Papoilas entre as Muralhas de Évora

Foto Jean Carlos Vieira Santos

“Papoilas que o vento agita/Não me canso de vos ver/Há lá coisa mais bonita/Que ser simples sem saber […] Ceifeiras do Ribatejo/Com saias de rubra chita/Lembra-me, quando vos vejo/Papoilas que o vento agita […]” (Zé Maria)

Por Jean Carlos Vieira Santos

Não me canso de ouvir “Papoilas que o vento agita”. Afinal, há uma coisa mais bonita do que estar em uma tasca, na cidade entre muralhas, no Alentejo, onde vozes entoavam essa canção? E há algo bendito de fato: ser simples sem saber e não ter sentimento para tamanha beleza, com um convite a toda gente… No Restaurante Bota Alta, uma das casas de fado mais conhecidas de Évora, me apaixonei por essa canção.

Nesse espaço de boa gastronomia, na Rua de Serpa Pinto, a voz da fadista e seu charme poético não têm espelho para a ver, mas invadem a rua e a vida do lugar para nos lembrar do aconchego na arte de cantar que consegue romper o frio suave da noite e não sentir a falta de agasalhos grossos, onde o silêncio é coberto por pensamentos que sabem que esse é o melhor da noite na qual a música passa contando histórias. Há lá coisa mais bonita?

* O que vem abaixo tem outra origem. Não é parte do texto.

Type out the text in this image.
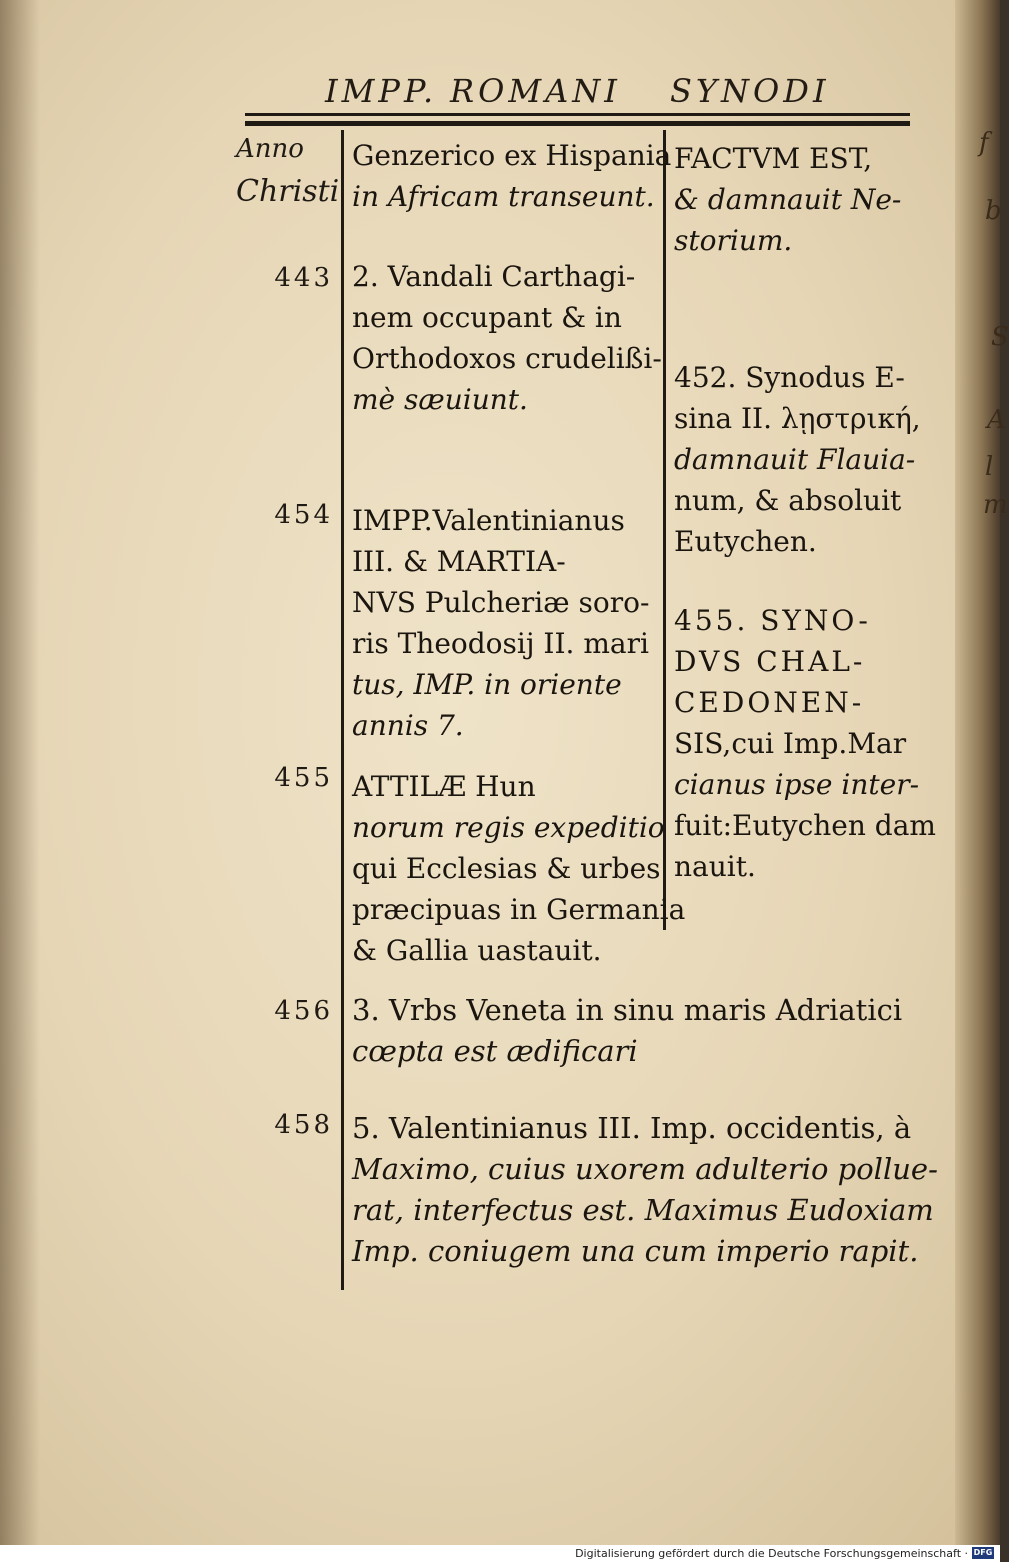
IMPP. ROMANI SYNODI
Anno
Christi
443
454
455
456
458
Genzerico ex Hispania
in Africam transeunt.
2. Vandali Carthagi-
nem occupant & in
Orthodoxos crudelißi-
mè sæuiunt.
IMPP.Valentinianus
III. & MARTIA-
NVS Pulcheriæ soro-
ris Theodosij II. mari
tus, IMP. in oriente
annis 7.
ATTILÆ Hun
norum regis expeditio
qui Ecclesias & urbes
præcipuas in Germania
& Gallia uastauit.
FACTVM EST,
& damnauit Ne-
storium.
452. Synodus E-
sina II. λῃστρική,
damnauit Flauia-
num, & absoluit
Eutychen.
455. SYNO-
DVS CHAL-
CEDONEN-
SIS,cui Imp.Mar
cianus ipse inter-
fuit:Eutychen dam
nauit.
3. Vrbs Veneta in sinu maris Adriatici
cœpta est ædificari
5. Valentinianus III. Imp. occidentis, à
Maximo, cuius uxorem adulterio pollue-
rat, interfectus est. Maximus Eudoxiam
Imp. coniugem una cum imperio rapit.
f
b
S
A
l
m
Digitalisierung gefördert durch die Deutsche Forschungsgemeinschaft · DFG
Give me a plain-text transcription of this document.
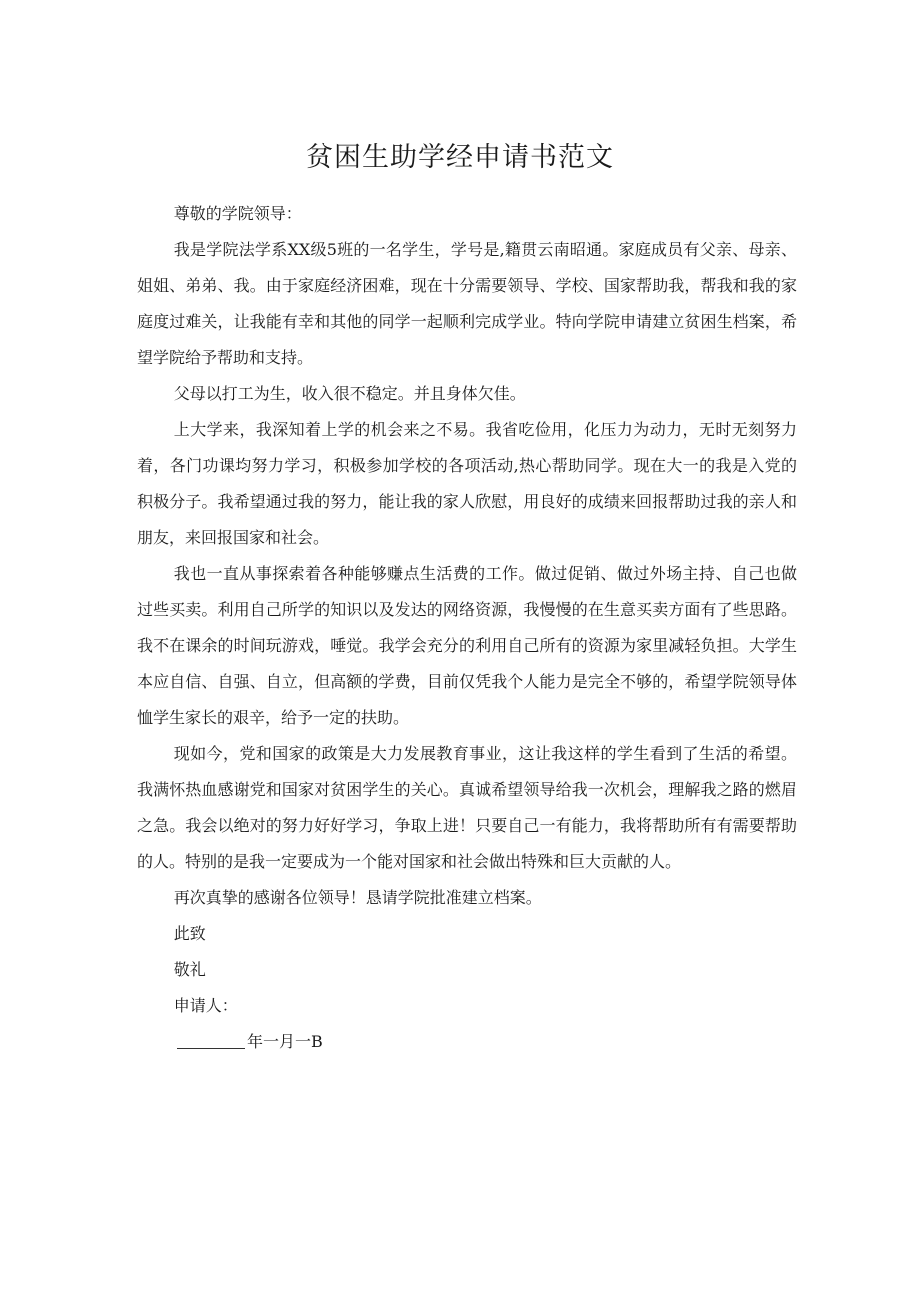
贫困生助学经申请书范文

尊敬的学院领导：

我是学院法学系XX级5班的一名学生，学号是,籍贯云南昭通。家庭成员有父亲、母亲、姐姐、弟弟、我。由于家庭经济困难，现在十分需要领导、学校、国家帮助我，帮我和我的家庭度过难关，让我能有幸和其他的同学一起顺利完成学业。特向学院申请建立贫困生档案，希望学院给予帮助和支持。

父母以打工为生，收入很不稳定。并且身体欠佳。

上大学来，我深知着上学的机会来之不易。我省吃俭用，化压力为动力，无时无刻努力着，各门功课均努力学习，积极参加学校的各项活动,热心帮助同学。现在大一的我是入党的积极分子。我希望通过我的努力，能让我的家人欣慰，用良好的成绩来回报帮助过我的亲人和朋友，来回报国家和社会。

我也一直从事探索着各种能够赚点生活费的工作。做过促销、做过外场主持、自己也做过些买卖。利用自己所学的知识以及发达的网络资源，我慢慢的在生意买卖方面有了些思路。我不在课余的时间玩游戏，唾觉。我学会充分的利用自己所有的资源为家里减轻负担。大学生本应自信、自强、自立，但高额的学费，目前仅凭我个人能力是完全不够的，希望学院领导体恤学生家长的艰辛，给予一定的扶助。

现如今，党和国家的政策是大力发展教育事业，这让我这样的学生看到了生活的希望。我满怀热血感谢党和国家对贫困学生的关心。真诚希望领导给我一次机会，理解我之路的燃眉之急。我会以绝对的努力好好学习，争取上进！只要自己一有能力，我将帮助所有有需要帮助的人。特别的是我一定要成为一个能对国家和社会做出特殊和巨大贡献的人。

再次真挚的感谢各位领导！恳请学院批准建立档案。

此致

敬礼

申请人：

年一月一B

É como se essa melodia tivesse alma entre paredes, ao transmitir sensações que dialogam com as belezas da composição cantada e com o lugar. Tal música, per se, contribui imensamente para fazer a viagem entre o trigo e as papoilas, entre a cozinha tradicional alentejana e a noite na taberna, como algo inesquecível, a exemplo do vinho Olaria de Reguengos de Monsaraz, da arte e do torno de João Mértola (Mestre Pintassilgo) de Redondo. A viagem pede para permanecer um pouco mais naquele instante, oportunidade inexplicável diante da intérprete, guitarra e viola.

Evidentemente, essa música viva é capaz de gerar paixões em morenas, lindas moçoilas, e em todos nós. A constatação da inegável força da canção não se faz necessária, como visto em “Vivem para o campo viver”, momento no qual rememoramos os encontros e as alianças fortalecidas pelos laços com a tradição alentejana e as vozes de Silvia Tito Rebocho, Inês Villa-Lobos e Esperança Barrocas, do Restaurante Bota Alta.

Enquanto me preparava para o desafio de redigir estas linhas em uma sala de estar, com tempo de reflexão e lembrança, verdade e sentimento de que não dependeu apenas de mim, mas desse tema original. Assim, ciente de que tudo contou para criar o ambiente por meio deste texto, fica a saudade suave a pairar no ar, daquelas que convidam a escrever e revisitar.

Referência

ZÉ MARIA. Papoilas. Portal do Fado. Disponível em: https://www.portaldofado.net/component/option,com_letras/Itemid,446/task,detail/id,7328/lang,pt/. Consulta realizada em 27 de Jan. de 2025.

Por Jean Carlos Vieira Santos

Professor e Pesquisador da Universidade Estadual de Goiás (UEG/TECCER-PPGEO). Pós-doutorado em Turismo pela Universidade do Algarve (UALg/Portugal) e Doutorado em Geografia pela Universidade Federal de Uberlândia (IGUFU/MG).